The team analysed the properties of the clay as part of a wider research programme of the National Institute of Health’s National Centre for Complementary and Alternative Medicine at the State University of New York at Buffalo. Geologists at the centre have been studying the characteristics of a wide range of antimicrobial clay. They have so far identified two anti-microbial clays from a group of 25 clay varieties.
How does the clay work against bacteria? “We are studying the interactions,” says Rossman Giese a geologist at the university. Giese says antimicrobial clays act physically, unlike antibiotics which kill the bacteria through a chemical process. Anti-microbial clay, however, punctures the bacterial cell, making it leak to death. Since it is a physical process, there is little chance of the bacteria developing resistance against the clay because it cannot form neutralising chemicals against the compounds in the clay, he explains.
In India, traditional therapists have utilised the medicinal properties of clay since long. Ayurvedic literature recommends its use against a wide range diseases, indigestion to conjunctivitis.

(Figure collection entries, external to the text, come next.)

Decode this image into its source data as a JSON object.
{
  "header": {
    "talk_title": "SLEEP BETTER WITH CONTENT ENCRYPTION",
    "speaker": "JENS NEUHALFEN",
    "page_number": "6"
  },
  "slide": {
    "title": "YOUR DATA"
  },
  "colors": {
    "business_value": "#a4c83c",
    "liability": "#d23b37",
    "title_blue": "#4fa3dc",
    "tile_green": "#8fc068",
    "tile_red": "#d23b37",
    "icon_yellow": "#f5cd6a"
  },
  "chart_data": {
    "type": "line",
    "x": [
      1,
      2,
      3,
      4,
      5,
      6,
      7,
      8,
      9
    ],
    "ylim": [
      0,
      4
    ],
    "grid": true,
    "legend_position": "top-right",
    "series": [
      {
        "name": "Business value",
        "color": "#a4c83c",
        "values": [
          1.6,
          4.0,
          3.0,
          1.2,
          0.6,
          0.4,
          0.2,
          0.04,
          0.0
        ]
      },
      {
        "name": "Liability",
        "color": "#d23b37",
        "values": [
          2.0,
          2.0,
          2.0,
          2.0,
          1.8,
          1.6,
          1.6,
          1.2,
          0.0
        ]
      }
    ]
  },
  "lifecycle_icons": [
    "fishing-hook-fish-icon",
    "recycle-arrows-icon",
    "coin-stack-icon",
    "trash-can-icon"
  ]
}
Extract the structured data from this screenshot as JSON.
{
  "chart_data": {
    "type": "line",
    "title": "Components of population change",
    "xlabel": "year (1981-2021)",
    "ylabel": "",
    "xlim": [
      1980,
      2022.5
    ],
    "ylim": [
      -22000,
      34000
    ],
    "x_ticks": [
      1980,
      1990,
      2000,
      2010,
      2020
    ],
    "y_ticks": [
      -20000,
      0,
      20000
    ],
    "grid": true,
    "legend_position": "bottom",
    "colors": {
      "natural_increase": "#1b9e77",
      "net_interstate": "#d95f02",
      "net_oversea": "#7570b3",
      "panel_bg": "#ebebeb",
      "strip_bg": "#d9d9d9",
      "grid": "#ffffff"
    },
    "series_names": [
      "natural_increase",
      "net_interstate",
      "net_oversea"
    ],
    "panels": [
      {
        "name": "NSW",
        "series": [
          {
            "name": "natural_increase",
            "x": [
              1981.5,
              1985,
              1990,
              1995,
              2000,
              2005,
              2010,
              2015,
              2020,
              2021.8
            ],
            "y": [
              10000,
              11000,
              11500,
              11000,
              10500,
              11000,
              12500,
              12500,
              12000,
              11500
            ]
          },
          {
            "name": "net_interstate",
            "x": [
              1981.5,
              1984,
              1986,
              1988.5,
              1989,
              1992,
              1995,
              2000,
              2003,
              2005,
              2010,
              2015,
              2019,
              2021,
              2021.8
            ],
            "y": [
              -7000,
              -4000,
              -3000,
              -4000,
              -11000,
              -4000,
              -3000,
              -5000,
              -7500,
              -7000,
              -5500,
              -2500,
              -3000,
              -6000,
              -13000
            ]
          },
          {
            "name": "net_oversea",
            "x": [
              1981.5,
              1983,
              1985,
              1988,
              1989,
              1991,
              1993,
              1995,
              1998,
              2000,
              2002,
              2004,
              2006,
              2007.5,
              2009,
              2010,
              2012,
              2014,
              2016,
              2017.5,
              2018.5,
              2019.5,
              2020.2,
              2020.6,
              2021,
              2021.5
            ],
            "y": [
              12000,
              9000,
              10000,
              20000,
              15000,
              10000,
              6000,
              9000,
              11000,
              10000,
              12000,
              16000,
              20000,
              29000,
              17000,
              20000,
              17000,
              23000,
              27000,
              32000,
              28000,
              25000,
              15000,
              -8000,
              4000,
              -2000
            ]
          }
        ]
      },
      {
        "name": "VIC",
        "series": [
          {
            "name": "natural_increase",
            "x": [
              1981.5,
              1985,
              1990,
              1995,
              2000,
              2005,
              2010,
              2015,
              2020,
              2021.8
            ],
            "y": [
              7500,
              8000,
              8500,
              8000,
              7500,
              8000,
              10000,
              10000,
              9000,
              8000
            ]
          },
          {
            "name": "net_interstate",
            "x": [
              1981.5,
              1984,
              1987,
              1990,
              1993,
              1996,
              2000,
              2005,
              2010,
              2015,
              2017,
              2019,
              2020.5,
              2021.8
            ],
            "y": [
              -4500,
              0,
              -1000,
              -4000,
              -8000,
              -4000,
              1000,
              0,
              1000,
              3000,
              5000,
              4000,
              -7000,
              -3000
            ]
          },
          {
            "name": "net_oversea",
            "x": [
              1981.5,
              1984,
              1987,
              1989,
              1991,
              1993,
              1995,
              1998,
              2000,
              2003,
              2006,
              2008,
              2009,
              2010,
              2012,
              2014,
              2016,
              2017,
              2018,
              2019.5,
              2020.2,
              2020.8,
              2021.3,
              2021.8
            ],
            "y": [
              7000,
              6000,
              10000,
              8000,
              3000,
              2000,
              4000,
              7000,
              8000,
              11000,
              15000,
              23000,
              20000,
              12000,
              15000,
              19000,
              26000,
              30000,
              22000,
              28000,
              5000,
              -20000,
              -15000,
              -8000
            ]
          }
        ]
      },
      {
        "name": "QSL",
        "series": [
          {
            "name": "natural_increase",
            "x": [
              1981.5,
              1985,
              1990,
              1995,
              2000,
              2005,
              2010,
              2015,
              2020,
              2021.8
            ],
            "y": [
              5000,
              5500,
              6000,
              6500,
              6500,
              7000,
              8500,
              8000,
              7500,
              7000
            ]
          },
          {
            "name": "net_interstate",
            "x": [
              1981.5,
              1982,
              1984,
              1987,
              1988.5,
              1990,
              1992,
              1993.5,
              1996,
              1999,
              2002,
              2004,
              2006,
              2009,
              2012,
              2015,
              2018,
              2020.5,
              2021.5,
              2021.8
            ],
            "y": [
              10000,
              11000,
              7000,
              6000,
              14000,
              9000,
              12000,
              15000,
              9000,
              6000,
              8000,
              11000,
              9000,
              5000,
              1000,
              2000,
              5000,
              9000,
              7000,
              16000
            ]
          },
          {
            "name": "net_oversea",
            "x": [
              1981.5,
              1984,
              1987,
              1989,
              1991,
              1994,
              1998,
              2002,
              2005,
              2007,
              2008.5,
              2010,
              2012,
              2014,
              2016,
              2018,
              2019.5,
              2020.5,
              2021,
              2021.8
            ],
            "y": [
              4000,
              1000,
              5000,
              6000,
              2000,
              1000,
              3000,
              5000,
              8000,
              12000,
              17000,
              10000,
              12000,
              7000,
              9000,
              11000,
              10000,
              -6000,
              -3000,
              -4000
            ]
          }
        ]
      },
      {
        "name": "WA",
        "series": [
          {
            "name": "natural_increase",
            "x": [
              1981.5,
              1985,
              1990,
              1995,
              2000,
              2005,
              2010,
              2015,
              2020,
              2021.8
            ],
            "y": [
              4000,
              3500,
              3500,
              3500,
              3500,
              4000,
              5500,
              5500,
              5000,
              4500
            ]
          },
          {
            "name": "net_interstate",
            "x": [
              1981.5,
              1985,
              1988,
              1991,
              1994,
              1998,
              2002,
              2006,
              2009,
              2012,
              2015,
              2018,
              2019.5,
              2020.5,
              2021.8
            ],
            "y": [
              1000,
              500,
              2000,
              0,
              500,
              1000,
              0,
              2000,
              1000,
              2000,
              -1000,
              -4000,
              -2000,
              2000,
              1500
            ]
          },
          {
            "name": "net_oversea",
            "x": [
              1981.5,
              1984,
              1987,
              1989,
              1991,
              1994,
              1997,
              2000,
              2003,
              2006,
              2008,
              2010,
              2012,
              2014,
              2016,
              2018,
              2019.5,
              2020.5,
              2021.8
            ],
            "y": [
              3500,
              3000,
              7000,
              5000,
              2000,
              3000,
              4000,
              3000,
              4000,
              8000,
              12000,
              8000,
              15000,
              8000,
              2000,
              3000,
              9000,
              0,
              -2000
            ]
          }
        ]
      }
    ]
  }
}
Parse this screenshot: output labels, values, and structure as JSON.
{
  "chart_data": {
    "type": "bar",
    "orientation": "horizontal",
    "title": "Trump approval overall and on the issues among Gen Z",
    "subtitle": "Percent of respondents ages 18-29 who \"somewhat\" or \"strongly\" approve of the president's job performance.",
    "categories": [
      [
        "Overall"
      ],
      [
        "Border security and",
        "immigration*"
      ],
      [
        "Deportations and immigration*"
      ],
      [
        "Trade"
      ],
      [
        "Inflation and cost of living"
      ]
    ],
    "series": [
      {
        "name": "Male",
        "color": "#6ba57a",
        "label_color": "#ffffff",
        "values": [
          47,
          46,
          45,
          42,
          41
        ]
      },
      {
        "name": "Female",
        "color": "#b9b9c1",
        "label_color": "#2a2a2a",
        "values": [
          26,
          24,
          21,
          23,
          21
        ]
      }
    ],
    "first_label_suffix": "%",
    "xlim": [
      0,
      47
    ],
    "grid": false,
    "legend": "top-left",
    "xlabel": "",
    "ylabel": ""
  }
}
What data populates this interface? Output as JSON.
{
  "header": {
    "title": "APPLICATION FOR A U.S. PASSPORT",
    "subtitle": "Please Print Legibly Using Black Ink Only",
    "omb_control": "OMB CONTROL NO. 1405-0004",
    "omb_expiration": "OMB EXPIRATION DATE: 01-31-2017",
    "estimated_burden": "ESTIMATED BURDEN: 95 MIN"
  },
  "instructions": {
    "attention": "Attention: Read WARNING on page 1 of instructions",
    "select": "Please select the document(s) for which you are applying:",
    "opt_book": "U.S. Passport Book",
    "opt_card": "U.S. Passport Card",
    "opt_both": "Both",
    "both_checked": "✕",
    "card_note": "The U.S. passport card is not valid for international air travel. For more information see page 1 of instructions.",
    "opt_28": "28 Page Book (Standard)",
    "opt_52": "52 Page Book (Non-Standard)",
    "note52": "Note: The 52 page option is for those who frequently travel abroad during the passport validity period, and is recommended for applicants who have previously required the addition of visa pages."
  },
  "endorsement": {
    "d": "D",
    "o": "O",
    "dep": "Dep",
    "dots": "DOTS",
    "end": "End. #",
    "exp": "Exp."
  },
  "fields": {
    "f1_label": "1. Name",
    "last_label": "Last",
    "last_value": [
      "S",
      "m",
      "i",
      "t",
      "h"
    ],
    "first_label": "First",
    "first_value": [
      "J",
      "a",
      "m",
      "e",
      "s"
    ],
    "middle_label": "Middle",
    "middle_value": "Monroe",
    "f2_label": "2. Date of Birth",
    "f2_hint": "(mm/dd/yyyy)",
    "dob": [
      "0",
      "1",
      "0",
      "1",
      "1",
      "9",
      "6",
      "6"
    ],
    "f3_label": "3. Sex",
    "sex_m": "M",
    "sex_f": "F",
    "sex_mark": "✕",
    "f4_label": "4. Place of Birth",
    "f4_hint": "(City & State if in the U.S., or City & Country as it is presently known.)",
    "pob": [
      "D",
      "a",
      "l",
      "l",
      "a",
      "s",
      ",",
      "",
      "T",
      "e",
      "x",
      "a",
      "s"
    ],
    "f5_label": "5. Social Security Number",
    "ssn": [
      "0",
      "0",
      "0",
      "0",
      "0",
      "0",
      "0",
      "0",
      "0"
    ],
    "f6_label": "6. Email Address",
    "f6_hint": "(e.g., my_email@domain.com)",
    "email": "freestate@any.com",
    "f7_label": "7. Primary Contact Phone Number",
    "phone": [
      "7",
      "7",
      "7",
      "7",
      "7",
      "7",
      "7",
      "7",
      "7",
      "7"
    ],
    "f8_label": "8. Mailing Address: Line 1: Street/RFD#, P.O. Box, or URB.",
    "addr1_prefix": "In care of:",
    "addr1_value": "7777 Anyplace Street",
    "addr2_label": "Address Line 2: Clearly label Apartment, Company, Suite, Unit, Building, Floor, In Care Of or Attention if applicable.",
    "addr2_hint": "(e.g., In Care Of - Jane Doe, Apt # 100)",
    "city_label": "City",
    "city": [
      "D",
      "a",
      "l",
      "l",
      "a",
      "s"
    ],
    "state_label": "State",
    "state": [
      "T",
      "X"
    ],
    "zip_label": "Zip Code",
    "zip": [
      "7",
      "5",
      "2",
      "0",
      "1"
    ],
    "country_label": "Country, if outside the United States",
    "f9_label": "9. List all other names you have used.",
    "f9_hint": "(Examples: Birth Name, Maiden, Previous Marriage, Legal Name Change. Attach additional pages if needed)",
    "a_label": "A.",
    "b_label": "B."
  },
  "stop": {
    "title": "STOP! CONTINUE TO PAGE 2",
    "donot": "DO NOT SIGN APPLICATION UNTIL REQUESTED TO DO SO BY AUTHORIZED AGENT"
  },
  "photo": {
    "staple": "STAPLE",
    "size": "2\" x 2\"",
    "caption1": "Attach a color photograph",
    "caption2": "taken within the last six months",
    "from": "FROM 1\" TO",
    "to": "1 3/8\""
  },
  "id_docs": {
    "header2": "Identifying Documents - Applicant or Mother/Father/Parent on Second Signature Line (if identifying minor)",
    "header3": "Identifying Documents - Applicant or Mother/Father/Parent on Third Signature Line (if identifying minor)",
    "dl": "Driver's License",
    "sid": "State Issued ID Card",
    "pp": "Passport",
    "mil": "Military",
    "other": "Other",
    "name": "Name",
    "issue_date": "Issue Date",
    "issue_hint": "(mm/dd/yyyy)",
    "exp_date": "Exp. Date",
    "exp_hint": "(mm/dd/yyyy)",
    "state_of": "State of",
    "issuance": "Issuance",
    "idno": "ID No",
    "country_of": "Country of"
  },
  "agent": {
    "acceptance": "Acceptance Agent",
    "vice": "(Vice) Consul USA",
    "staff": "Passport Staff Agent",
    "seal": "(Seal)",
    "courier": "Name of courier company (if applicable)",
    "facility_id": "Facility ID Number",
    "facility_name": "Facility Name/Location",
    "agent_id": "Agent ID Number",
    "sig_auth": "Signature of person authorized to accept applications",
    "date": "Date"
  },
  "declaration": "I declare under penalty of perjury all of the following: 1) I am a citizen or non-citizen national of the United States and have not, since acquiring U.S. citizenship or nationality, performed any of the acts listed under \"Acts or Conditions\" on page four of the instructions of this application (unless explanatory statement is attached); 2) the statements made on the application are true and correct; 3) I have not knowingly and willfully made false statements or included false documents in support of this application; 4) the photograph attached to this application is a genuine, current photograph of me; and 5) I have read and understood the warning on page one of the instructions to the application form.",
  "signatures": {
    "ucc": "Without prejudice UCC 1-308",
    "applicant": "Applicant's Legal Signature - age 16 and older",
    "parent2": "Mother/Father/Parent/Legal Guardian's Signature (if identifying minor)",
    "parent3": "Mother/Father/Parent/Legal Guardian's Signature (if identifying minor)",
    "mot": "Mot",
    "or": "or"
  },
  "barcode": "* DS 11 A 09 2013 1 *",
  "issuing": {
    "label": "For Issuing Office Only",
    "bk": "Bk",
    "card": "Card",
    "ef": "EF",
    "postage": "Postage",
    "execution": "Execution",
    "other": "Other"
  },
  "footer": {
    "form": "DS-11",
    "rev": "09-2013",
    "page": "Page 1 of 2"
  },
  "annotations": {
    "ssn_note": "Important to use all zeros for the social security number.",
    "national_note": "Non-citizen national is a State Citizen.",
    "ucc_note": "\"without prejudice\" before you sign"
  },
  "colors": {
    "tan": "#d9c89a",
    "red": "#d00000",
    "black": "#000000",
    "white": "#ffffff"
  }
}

Still there has been little scientific research into the medicinal properties of clay though there has been efforts to prove the efficacy of the traditional practices. “Our experiments have found clay from various parts of India to be curative. However, no clay possesses any specific properties,” says Chidananda Murthy, director, Central Council for Research in Yoga and Naturopathy in Delhi. The medicinal use of clay is now increasing across the globe, especially in many Western countries. Still, there is not much research into it. One of the very few studies on curative clays is a study published in 1997 in Clinica Chimica Acta.